# Latency

Infron is engineered with performance as a core priority. The platform is optimized to introduce as little additional latency as possible.

### Base Latency

Under standard production conditions, Infron adds roughly `100 ms` of latency to each request. This minimal overhead is achieved through:

* Edge compute execution using Cloudflare Workers to stay geographically close to your application
* Highly efficient edge caching of user and API key metadata
* Optimized routing logic designed to minimize processing time

### Performance Considerations

#### Cache Warming

When edge caches are cold (typically within the first 5 minutes of receiving traffic in a new region), latency may be slightly higher until the caches are fully populated.

#### Credit Balance Checks

To ensure accurate billing and avoid overages, Infron performs additional database checks when a user's credit balance becomes low (single‑digit dollar amounts). Caches expire more aggressively under these conditions, which can temporarily increase latency until more credits are added.

#### Model Fallback

When using provider routing, if a primary model or provider fails, Infron automatically falls back to the next available option. A failed initial attempt naturally adds latency for that request.
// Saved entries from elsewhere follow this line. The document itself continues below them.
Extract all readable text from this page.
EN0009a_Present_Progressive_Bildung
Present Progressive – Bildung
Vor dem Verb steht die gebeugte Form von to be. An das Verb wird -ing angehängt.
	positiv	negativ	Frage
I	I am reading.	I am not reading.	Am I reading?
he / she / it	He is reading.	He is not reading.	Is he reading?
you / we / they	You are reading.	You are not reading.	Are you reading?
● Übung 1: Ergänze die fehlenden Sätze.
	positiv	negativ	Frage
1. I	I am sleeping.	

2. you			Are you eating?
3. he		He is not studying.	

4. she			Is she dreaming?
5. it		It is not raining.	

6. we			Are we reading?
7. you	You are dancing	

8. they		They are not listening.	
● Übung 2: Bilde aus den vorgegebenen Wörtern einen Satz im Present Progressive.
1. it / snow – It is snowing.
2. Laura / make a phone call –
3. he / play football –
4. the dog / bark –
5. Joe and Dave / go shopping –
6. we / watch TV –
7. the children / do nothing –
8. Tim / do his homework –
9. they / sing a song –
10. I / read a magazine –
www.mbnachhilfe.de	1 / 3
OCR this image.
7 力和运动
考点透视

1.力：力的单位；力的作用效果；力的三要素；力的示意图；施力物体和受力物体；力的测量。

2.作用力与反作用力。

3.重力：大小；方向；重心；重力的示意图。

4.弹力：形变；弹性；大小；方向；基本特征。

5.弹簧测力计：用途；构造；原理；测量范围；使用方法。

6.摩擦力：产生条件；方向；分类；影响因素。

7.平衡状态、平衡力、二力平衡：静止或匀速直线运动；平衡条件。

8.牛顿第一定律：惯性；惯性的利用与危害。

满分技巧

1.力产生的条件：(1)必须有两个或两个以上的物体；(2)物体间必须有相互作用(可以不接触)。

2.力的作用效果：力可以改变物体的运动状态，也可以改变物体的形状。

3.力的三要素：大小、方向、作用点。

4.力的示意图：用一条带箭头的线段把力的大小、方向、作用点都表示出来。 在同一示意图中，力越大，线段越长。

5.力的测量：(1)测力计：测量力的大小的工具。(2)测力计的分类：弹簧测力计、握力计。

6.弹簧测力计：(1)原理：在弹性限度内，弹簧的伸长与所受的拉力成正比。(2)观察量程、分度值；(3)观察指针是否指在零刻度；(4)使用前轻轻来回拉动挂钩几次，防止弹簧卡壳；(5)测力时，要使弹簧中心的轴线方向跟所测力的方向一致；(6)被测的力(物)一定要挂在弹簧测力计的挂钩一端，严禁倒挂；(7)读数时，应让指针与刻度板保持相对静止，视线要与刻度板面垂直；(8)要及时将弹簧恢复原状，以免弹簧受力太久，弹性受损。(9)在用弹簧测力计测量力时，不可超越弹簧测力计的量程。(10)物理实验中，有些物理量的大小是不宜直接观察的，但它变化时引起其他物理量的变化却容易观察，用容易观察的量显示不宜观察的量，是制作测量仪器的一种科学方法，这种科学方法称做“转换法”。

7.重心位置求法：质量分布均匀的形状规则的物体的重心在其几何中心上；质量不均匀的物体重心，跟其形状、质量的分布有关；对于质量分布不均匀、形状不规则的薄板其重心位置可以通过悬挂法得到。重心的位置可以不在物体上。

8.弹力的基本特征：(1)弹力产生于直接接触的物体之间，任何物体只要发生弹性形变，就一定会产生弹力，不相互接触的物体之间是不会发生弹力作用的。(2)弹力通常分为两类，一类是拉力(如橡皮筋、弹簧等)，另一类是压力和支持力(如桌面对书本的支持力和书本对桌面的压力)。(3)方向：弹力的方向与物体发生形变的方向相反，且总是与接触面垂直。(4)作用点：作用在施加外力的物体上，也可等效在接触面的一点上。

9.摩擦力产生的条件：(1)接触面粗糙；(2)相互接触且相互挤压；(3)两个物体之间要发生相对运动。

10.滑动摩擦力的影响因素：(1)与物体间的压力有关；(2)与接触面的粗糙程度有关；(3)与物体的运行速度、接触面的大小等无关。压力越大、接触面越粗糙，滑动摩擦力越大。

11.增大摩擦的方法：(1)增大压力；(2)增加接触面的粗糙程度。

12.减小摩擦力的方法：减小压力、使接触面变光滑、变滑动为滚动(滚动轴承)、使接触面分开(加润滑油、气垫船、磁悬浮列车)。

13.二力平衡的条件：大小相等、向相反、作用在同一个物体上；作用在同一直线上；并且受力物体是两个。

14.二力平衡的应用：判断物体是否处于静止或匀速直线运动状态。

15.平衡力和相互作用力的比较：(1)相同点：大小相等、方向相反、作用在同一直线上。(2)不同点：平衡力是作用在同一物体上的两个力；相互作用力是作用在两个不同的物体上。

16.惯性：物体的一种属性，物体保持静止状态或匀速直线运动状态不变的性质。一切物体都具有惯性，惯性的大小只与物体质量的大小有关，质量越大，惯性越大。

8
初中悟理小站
Infron monitors provider failures in real time and dynamically routes around unstable providers to avoid repeated performance impacts.

### Best Practices for Optimal Performance

* Maintain a Healthy Credit Balance: A recommended minimum balance of $50–$100 helps ensure smooth operation without increased latency from extra billing checks.
* Use Provider Preferences: If you have specific latency requirements—such as time to first token or time to final token—Infron offers routing controls that let you prioritize providers based on performance and cost considerations.


---

# Agent Instructions: Querying This Documentation

If you need additional information that is not directly available in this page, you can query the documentation dynamically by asking a question.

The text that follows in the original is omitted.